Q solves “a tangible problem in the games industry” he explains: “Most developers don’t like middleware, not really – it’s just something they have to use. You need it given the cost of development. As far as I can see, there has never been a solution that really works.”

He adds: “What we have done is solved the problem. We aren’t about showing an amazing graphics demo to win people over – although we have got a great demo – it’s about telling people we are really addressing the fundamentals of the flaws in middleware.”
“We’ve written 80 per cent of the code for a game: the bits you always need to write but don’t want to; and we’ve worked in some great stuff like background data streaming while we’re at it,” says Keondjian.

“What’s more, Q comes with an extensive collection of plug-ins to give you plenty of options, allowing you pick and choose which of our components you want to use and which you want to replace with your own or 3rd party plug-ins,” says Keondjian.

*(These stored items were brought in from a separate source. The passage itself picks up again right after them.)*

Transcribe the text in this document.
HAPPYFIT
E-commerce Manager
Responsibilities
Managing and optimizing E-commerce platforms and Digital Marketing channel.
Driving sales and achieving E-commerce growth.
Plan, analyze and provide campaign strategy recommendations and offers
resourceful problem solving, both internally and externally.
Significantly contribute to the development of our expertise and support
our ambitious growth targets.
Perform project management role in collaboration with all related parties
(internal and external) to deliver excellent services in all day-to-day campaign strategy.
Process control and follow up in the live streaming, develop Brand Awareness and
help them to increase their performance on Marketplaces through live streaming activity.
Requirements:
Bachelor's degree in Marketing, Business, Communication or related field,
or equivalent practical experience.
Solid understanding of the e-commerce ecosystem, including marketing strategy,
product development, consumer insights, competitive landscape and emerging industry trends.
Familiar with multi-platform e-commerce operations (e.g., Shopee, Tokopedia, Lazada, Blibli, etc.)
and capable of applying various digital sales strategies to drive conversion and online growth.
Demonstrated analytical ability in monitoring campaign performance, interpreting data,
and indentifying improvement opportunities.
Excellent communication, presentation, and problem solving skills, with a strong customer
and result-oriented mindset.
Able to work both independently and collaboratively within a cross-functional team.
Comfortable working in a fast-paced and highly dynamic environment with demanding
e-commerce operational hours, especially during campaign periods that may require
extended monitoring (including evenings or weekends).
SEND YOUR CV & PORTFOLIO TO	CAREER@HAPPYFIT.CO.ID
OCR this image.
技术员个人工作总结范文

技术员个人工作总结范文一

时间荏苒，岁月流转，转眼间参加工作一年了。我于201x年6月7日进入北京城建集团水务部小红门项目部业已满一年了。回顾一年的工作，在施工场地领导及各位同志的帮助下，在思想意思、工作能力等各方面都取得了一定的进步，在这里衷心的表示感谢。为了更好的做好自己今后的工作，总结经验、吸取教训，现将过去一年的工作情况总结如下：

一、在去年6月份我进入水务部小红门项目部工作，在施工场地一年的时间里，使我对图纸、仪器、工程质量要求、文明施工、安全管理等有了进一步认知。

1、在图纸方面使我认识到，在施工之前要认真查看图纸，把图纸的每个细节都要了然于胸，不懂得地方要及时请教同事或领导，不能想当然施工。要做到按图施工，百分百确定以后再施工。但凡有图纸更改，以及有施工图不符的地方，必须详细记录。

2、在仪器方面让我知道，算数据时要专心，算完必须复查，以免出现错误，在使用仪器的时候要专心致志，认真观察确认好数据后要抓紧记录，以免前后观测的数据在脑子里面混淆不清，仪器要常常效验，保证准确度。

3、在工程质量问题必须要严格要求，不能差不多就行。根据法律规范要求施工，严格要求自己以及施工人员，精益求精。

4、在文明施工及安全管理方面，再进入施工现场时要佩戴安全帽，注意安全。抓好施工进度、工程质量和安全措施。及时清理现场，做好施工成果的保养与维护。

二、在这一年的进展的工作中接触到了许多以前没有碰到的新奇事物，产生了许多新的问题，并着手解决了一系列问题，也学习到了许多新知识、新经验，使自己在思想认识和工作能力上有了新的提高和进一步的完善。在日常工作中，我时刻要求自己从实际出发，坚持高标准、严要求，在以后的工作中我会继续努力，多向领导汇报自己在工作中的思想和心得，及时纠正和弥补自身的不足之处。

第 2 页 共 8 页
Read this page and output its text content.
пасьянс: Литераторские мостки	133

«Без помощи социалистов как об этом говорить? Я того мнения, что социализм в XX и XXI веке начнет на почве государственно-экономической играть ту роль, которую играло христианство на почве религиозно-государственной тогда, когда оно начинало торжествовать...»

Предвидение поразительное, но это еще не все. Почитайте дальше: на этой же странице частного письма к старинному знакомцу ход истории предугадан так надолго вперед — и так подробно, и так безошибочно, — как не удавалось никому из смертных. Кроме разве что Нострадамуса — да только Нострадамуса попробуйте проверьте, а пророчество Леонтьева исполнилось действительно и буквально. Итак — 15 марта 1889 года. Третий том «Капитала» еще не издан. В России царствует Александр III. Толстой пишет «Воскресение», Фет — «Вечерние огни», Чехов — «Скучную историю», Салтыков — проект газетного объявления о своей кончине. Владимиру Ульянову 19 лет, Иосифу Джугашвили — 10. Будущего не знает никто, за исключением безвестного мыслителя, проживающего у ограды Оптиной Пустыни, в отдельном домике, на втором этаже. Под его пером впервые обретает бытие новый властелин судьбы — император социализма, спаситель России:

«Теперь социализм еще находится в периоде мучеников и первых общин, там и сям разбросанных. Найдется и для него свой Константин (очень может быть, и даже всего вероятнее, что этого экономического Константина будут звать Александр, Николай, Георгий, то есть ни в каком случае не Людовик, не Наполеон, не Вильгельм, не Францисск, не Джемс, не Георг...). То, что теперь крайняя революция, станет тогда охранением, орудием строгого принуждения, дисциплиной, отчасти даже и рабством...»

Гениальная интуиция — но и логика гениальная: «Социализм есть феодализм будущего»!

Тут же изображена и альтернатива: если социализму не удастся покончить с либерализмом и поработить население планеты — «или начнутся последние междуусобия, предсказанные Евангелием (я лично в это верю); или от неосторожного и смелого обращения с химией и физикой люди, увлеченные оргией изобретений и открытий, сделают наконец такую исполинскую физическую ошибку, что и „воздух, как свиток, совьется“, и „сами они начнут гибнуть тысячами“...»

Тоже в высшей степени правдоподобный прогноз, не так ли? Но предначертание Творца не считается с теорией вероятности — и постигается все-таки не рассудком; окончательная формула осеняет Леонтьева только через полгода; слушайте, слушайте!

“At the moment the only areas we don’t supply components for are the A.I. and physics engine, simply because those elements determine the look and feel of your game. We’ve started from the assumption that developers are talented, intelligent people who want to concentrate on the stuff that makes their game stand out – first and foremost Q sets out to relieve them of the grunt work with an elegant solution that allows their work and ours to fit together seamlessly in a framework that works for every platform and every genre.”

The firm’s tools and technology program manager Jamie Fowlston adds: “We’ve built something that people can customise for themselves in a major way. That means for us a middleware business our licensing costs are actually much lower. So it’s not just saying that either our software or our customer service is flexible – it’s both.”

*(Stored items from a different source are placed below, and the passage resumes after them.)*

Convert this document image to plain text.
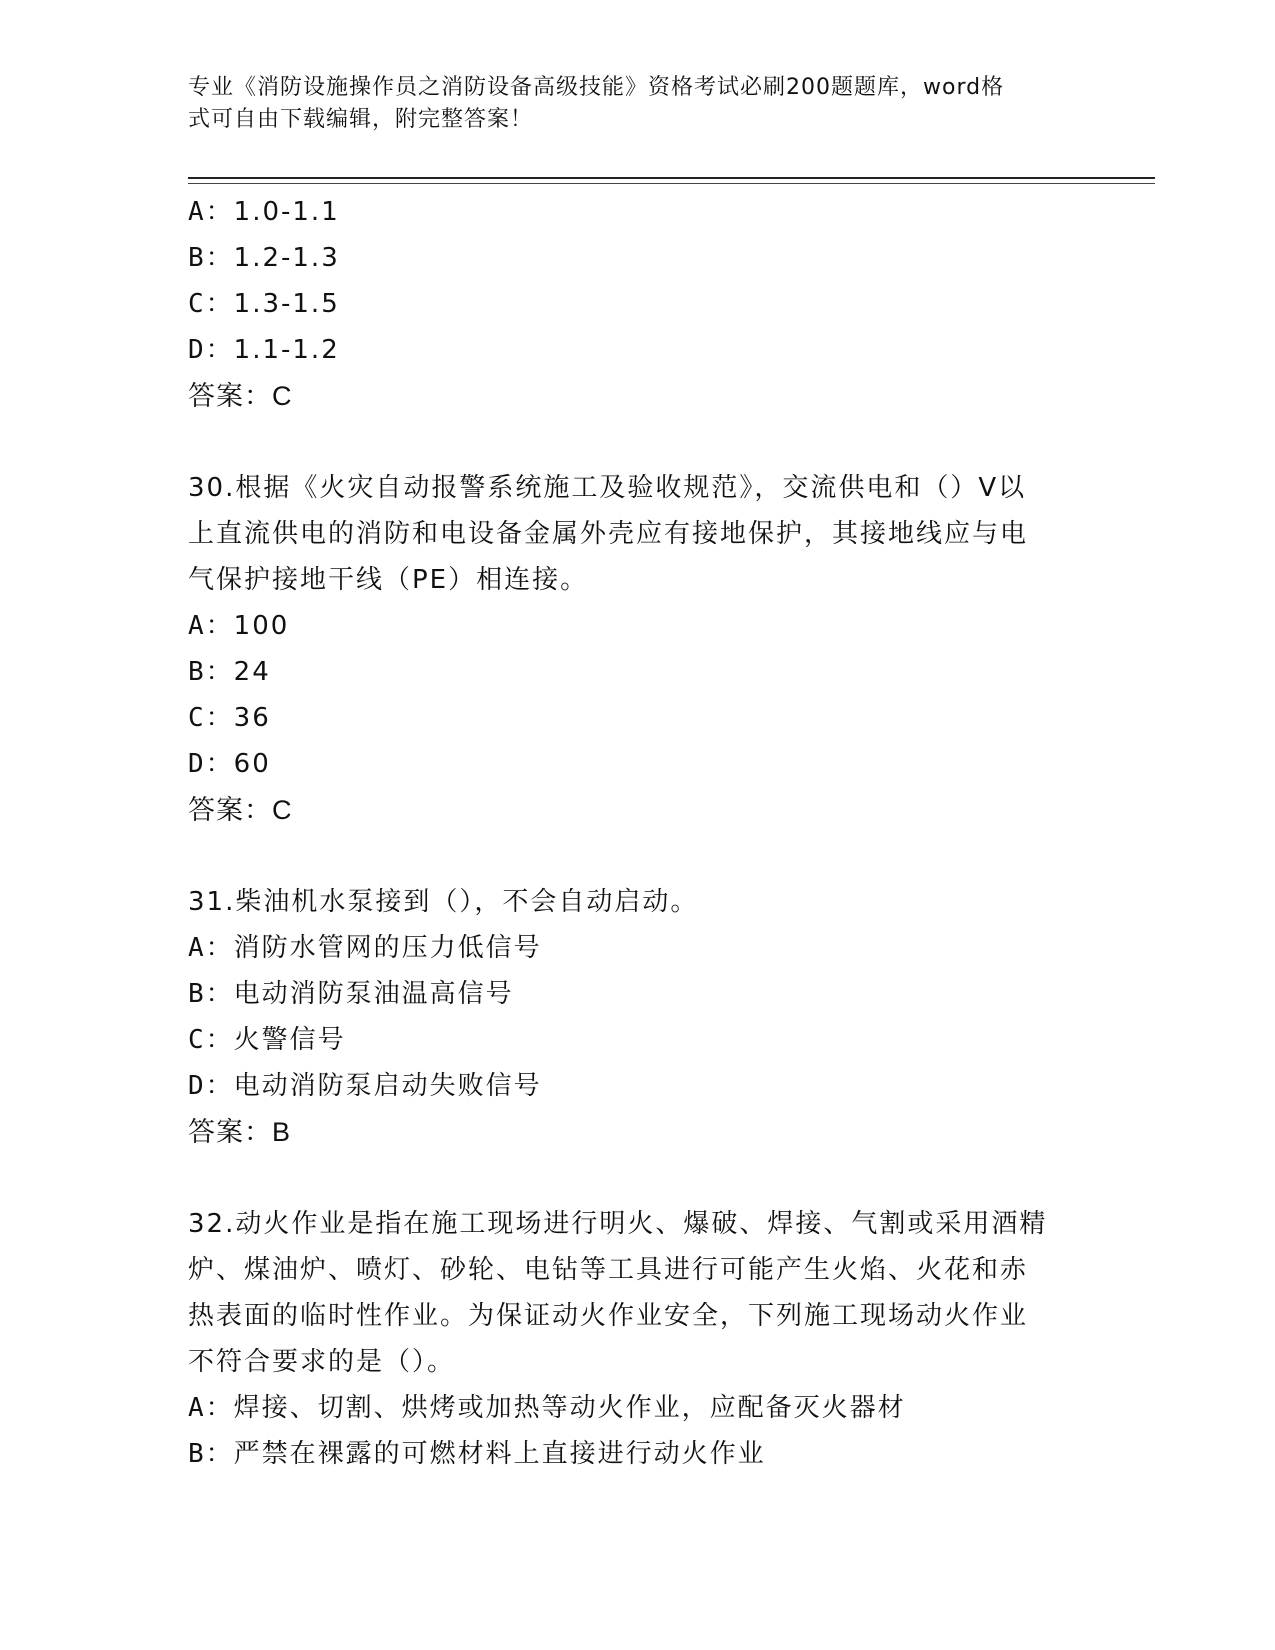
专业《消防设施操作员之消防设备高级技能》资格考试必刷200题题库，word格
式可自由下载编辑，附完整答案！
A：1.0-1.1
B：1.2-1.3
C：1.3-1.5
D：1.1-1.2
答案：C
30.根据《火灾自动报警系统施工及验收规范》，交流供电和（）V以
上直流供电的消防和电设备金属外壳应有接地保护，其接地线应与电
气保护接地干线（PE）相连接。
A：100
B：24
C：36
D：60
答案：C
31.柴油机水泵接到（），不会自动启动。
A：消防水管网的压力低信号
B：电动消防泵油温高信号
C：火警信号
D：电动消防泵启动失败信号
答案：B
32.动火作业是指在施工现场进行明火、爆破、焊接、气割或采用酒精
炉、煤油炉、喷灯、砂轮、电钻等工具进行可能产生火焰、火花和赤
热表面的临时性作业。为保证动火作业安全，下列施工现场动火作业
不符合要求的是（）。
A：焊接、切割、烘烤或加热等动火作业，应配备灭火器材
B：严禁在裸露的可燃材料上直接进行动火作业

Qube hopes that its approach to game engines and middleware will help studios avoid the pitfalls intrinsic to investing in proprietary tools and also licensing established third-party solutions. Qube’s EarthSim learning tool (pictured above) has already been created on the framework, and also acts as a convincing demonstration of Q’s power.

Says Keondjian: “When studios make an internal engine and start using it for different games or genres they’re stuck, because that engine’s strengths – and also its weaknesses – are intrinsic to that previous genre.”

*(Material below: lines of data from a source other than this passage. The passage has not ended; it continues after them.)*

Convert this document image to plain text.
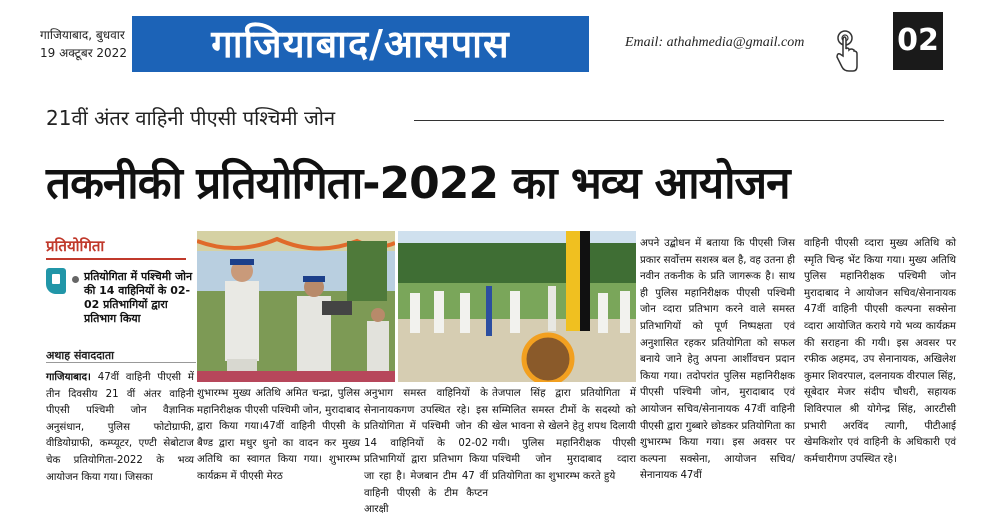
गाजियाबाद, बुधवार
19 अक्टूबर 2022	गाजियाबाद/आसपास	Email: athahmedia@gmail.com	02
21वीं अंतर वाहिनी पीएसी पश्चिमी जोन
तकनीकी प्रतियोगिता-2022 का भव्य आयोजन
प्रतियोगिता
प्रतियोगिता में पश्चिमी जोन की 14 वाहिनियों के 02-02 प्रतिभागियों द्वारा प्रतिभाग किया
अथाह संवाददाता
गाजियाबाद। 47वीं वाहिनी पीएसी में तीन दिवसीय 21 वीं अंतर वाहिनी पीएसी पश्चिमी जोन वैज्ञानिक अनुसंधान, पुलिस फोटोग्राफी, वीडियोग्राफी, कम्प्यूटर, एण्टी सेबोटाज चेक प्रतियोगिता-2022 के भव्य आयोजन किया गया। जिसका
शुभारम्भ मुख्य अतिथि अमित चन्द्रा, पुलिस महानिरीक्षक पीएसी पश्चिमी जोन, मुरादाबाद द्वारा किया गया।47वीं वाहिनी पीएसी के बैण्ड द्वारा मधुर धुनो का वादन कर मुख्य अतिथि का स्वागत किया गया। शुभारम्भ कार्यक्रम में पीएसी मेरठ
अनुभाग समस्त वाहिनियों के सेनानायकगण उपस्थित रहे। इस प्रतियोगिता में पश्चिमी जोन की 14 वाहिनियों के 02-02 प्रतिभागियों द्वारा प्रतिभाग किया जा रहा है। मेजबान टीम 47 वीं वाहिनी पीएसी के टीम कैप्टन आरक्षी
तेजपाल सिंह द्वारा प्रतियोगिता में सम्मिलित समस्त टीमों के सदस्यो को खेल भावना से खेलने हेतु शपथ दिलायी गयी। पुलिस महानिरीक्षक पीएसी पश्चिमी जोन मुरादाबाद व्दारा प्रतियोगिता का शुभारम्भ करते हुये
अपने उद्बोधन में बताया कि पीएसी जिस प्रकार सर्वोत्तम सशस्त्र बल है, वह उतना ही नवीन तकनीक के प्रति जागरूक है। साथ ही पुलिस महानिरीक्षक पीएसी पश्चिमी जोन व्दारा प्रतिभाग करने वाले समस्त प्रतिभागियों को पूर्ण निष्पक्षता एवं अनुशासित रहकर प्रतियोगिता को सफल बनाये जाने हेतु अपना आर्शीवचन प्रदान किया गया। तदोपरांत पुलिस महानिरीक्षक पीएसी पश्चिमी जोन, मुरादाबाद एवं आयोजन सचिव/सेनानायक 47वीं वाहिनी पीएसी द्वारा गुब्बारे छोडकर प्रतियोगिता का शुभारम्भ किया गया। इस अवसर पर कल्पना सक्सेना, आयोजन सचिव/सेनानायक 47वीं
वाहिनी पीएसी व्दारा मुख्य अतिथि को स्मृति चिन्ह भेंट किया गया। मुख्य अतिथि पुलिस महानिरीक्षक पश्चिमी जोन मुरादाबाद ने आयोजन सचिव/सेनानायक 47वीं वाहिनी पीएसी कल्पना सक्सेना व्दारा आयोजित कराये गये भव्य कार्यक्रम की सराहना की गयी। इस अवसर पर रफीक अहमद, उप सेनानायक, अखिलेश कुमार शिवरपाल, दलनायक वीरपाल सिंह, सूबेदार मेजर संदीप चौधरी, सहायक शिविरपाल श्री योगेन्द्र सिंह, आरटीसी प्रभारी अरविंद त्यागी, पीटीआई खेमकिशोर एवं वाहिनी के अधिकारी एवं कर्मचारीगण उपस्थित रहे।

“The rational studio response to that is specialism, but that ends up trapping studios and seeing them pigeonholed as ‘a driving game studio’,” adds Fowlston.

The two don’t deny that other popular engines have their advantages, but strongly feel their approach – best described as having the potential to be the codebase backbone of a studio or its project, not the muscle – is a long-term solution.

Says Keondjian: “If a studio wants to make a first person shooter then yes, there is software out there that will answer that. But our thinking is studio-wide; we’ve created a framework of code that can be used across multiple titles they can reuse and customise and is totally cross platform. Isn’t that what studios really want – to cut costs, rather than maintaining multiple licence deals for different engines on different projects?”

Adds Fowlston: “Of course I know that’s what a lot of engine suppliers say, but they do it by producing the source code for an already made game and ask you to fish through it – and what team wants to go through all that with a compiler?”

Big questions – and ones the firm thinks it will answer with the unveiling of Q at GDC this month.